Understanding Your Real Estate Investment Objective

Conceptual paper house on the washing line – 3d render

Real estate investment involves placing your capital in real property with the expectation of generating favorable rates of return along with the amount invested (i.e., you want your investment back with a return to cover the risk). As a result, many investors are very interested in wealth maximization and therefore are always searching for competitive rates of return, and this is why many turn to real estate investing. To maximize yields consistent with acceptable levels of risk.

Okay, but bear in mind that yields from a real estate investment result from a host of sources that include annual after-tax cash flows, equity buildup through appreciation of the property, and cash flow after tax once the rental property is sold or upon some other form of disposition. Fair enough; so let’s move on and discuss some typical investment objectives you should understand.

Leverage, of course, is paramount to any investment decision. It is always an advantage to an investor to use other people’s money to magnify the rate of return on investment equity at the same time being able to control the investment property. This is made possible when you are able to borrow money against the rental property, and in fact, allows you to control a larger investment than would be possible without borrowed resources. So always approach your decision to invest in real estate seeking to leverage the property and use other people’s money to help get you your rate of return.

Your personal investment objectives are also important. You may want to purchase a rental property in a location that will insure low vacancies. Or perhaps you want ownership and control of a property that will give you a pride of ownership. Maybe you just want to acquire a rental property to insure your financial security upon retirement. Your own particular objective for investing in real estate is very important.

Tax shelter advantages might pose another objective you have that would drive you to make a real estate investment. Investors that own rental property can defer tax on income through depreciation, a variety of tax credits, the conversion of qualified into qualified income sources into capital gain tax treatment, and more.

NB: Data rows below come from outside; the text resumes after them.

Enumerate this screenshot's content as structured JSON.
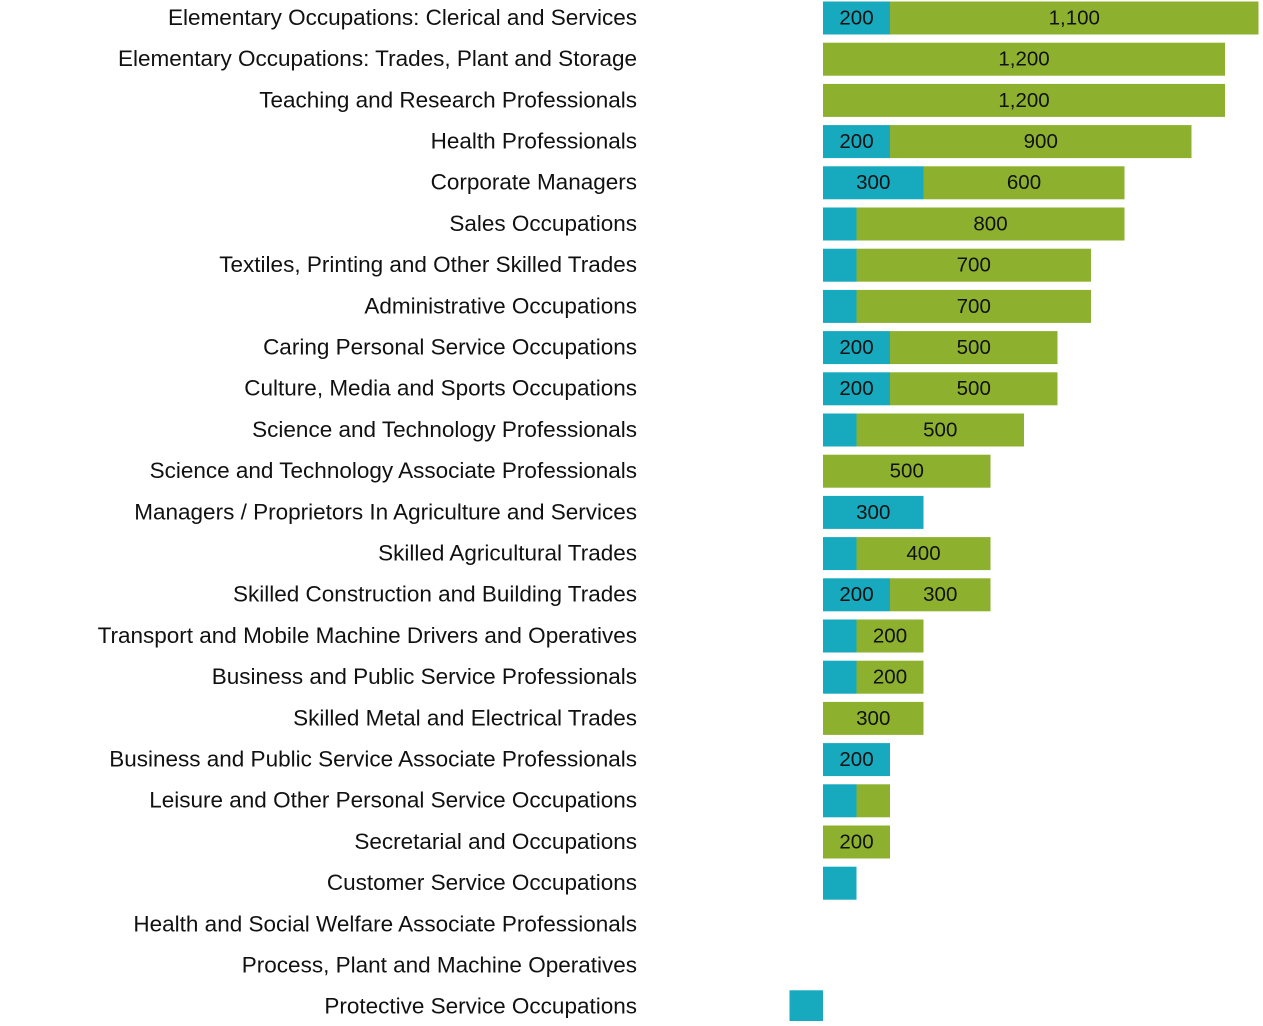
{
  "chart_data": {
    "type": "stacked-bar-horizontal",
    "categories": [
      "Elementary Occupations: Clerical and Services",
      "Elementary Occupations: Trades, Plant and Storage",
      "Teaching and Research Professionals",
      "Health Professionals",
      "Corporate Managers",
      "Sales Occupations",
      "Textiles, Printing and Other Skilled Trades",
      "Administrative Occupations",
      "Caring Personal Service Occupations",
      "Culture, Media and Sports Occupations",
      "Science and Technology Professionals",
      "Science and Technology Associate Professionals",
      "Managers / Proprietors In Agriculture and Services",
      "Skilled Agricultural Trades",
      "Skilled Construction and Building Trades",
      "Transport and Mobile Machine Drivers and Operatives",
      "Business and Public Service Professionals",
      "Skilled Metal and Electrical Trades",
      "Business and Public Service Associate Professionals",
      "Leisure and Other Personal Service Occupations",
      "Secretarial and Occupations",
      "Customer Service Occupations",
      "Health and Social Welfare Associate Professionals",
      "Process, Plant and Machine Operatives",
      "Protective Service Occupations"
    ],
    "series": [
      {
        "color": "#17a9bd",
        "values": [
          200,
          0,
          0,
          200,
          300,
          100,
          100,
          100,
          200,
          200,
          100,
          0,
          300,
          100,
          200,
          100,
          100,
          0,
          200,
          100,
          0,
          100,
          0,
          0,
          -100
        ],
        "value_labels": [
          "200",
          null,
          null,
          "200",
          "300",
          null,
          null,
          null,
          "200",
          "200",
          null,
          null,
          "300",
          null,
          "200",
          null,
          null,
          null,
          "200",
          null,
          null,
          null,
          null,
          null,
          null
        ]
      },
      {
        "color": "#8db12e",
        "values": [
          1100,
          1200,
          1200,
          900,
          600,
          800,
          700,
          700,
          500,
          500,
          500,
          500,
          0,
          400,
          300,
          200,
          200,
          300,
          0,
          100,
          200,
          0,
          0,
          0,
          0
        ],
        "value_labels": [
          "1,100",
          "1,200",
          "1,200",
          "900",
          "600",
          "800",
          "700",
          "700",
          "500",
          "500",
          "500",
          "500",
          null,
          "400",
          "300",
          "200",
          "200",
          "300",
          null,
          null,
          "200",
          null,
          null,
          null,
          null
        ]
      }
    ],
    "xlim": [
      -100,
      1300
    ]
  }
}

Finally, you might simply want to diversify your portfolio. Perhaps the role in selection of real estate as an investment is your way of spreading risk management over different types of assets.

Okay, but here’s the bottom line. Regardless what objective drives you to real estate investing, you must not neglect doing your homework and running the numbers on any rental property you consider purchasing. Like the proverbial saying, “measure twice and cut once.” That’s how the most prudent and successful investors do it.